If someone knocked on your door, dressed as a policeman, claiming to be a policeman, flashed a policeman badge and requested to enter your house on the premise of official police business (but he wasn’t a policeman)- he would be arrested, tried, found guilty and sent to jail for doing only that. He wouldn’t even need to enter your house to make new chums in the block. He just needs to pretend to be someone he’s not in order to gain something that’s not his. He’s a conman. A fraud. A liar. A cheat. A decepticon.
Do this online (or via text) and you’re only phishing. Happily, justice departments see through the thin veil that the word phishing tries to hide.

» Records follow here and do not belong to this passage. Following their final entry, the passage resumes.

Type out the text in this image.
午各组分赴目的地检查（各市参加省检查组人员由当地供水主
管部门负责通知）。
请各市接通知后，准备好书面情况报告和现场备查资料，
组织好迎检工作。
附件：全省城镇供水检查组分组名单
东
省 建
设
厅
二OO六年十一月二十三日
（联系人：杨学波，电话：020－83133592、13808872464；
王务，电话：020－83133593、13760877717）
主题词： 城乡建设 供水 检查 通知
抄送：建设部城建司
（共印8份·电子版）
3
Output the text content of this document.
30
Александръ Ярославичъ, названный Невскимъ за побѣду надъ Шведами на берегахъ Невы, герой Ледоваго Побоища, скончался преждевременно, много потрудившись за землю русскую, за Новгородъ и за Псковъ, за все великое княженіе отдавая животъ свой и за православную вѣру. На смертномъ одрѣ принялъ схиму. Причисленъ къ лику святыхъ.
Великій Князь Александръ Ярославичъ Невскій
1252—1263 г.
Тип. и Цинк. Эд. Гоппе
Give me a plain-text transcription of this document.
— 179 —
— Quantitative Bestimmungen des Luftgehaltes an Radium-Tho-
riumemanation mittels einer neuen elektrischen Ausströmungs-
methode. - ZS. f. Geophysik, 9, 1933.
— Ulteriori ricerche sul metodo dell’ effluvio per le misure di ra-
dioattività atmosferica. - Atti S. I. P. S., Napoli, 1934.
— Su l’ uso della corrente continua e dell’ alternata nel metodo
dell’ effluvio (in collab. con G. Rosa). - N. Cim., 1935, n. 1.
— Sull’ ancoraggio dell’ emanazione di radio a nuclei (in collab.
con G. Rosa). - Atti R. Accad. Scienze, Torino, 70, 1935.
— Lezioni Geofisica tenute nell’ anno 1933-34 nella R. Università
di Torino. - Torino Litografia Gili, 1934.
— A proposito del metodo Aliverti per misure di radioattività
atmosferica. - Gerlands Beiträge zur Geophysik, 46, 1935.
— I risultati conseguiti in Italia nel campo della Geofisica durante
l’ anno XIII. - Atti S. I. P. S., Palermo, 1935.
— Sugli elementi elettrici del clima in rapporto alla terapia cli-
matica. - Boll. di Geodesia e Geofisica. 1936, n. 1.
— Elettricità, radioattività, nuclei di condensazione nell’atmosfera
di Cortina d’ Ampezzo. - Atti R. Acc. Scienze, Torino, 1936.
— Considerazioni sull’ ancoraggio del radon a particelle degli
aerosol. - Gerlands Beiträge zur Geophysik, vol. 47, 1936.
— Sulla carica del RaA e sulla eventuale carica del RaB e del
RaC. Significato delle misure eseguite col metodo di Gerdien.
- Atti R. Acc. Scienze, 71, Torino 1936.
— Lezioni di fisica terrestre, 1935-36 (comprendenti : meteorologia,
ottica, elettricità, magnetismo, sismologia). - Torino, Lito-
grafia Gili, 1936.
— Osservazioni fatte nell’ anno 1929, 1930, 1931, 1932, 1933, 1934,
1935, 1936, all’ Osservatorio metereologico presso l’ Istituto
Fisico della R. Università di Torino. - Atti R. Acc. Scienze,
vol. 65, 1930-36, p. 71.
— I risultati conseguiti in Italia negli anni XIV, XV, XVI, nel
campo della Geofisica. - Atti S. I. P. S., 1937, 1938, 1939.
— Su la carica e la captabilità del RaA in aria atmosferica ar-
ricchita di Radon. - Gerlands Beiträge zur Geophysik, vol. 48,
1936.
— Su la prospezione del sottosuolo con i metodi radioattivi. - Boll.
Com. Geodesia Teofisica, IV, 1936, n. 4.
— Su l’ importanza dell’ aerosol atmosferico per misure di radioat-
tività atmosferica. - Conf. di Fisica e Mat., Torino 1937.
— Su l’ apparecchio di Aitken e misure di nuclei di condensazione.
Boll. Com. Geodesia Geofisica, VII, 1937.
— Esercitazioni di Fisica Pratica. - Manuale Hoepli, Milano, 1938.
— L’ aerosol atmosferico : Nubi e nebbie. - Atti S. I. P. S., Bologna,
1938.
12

They apply existing criminal codes which match the behaviour of the phishing agent(s) and go to trial based on that but we tend to be blasé about the word despite very real consequences. Only when there’s a consequence do we upgrade our language and start calling it for what it is: fraud.
Hopefully, with time, the word phishing will convey a stronger sense of immorality. That way, when we are confronted with phishing emails, sms, phone calls, we take them a little more seriously. Not just, “Oh. Spam. Delete”. If some “policeman” was walking around your neighbourhood knocking on everybody’s door, asking to come in, would you just: “Oh. Fake. Close door.” and carry on as you were? Or would you: “Uh-oh. Call the real cops. There’s a phony on the prowl”?
Continuing with cliche abuse, evil reigns when good men do nothing. With Data Protection Day coming up (28 January 2010), think for a moment about your contribution to the battle against fraud.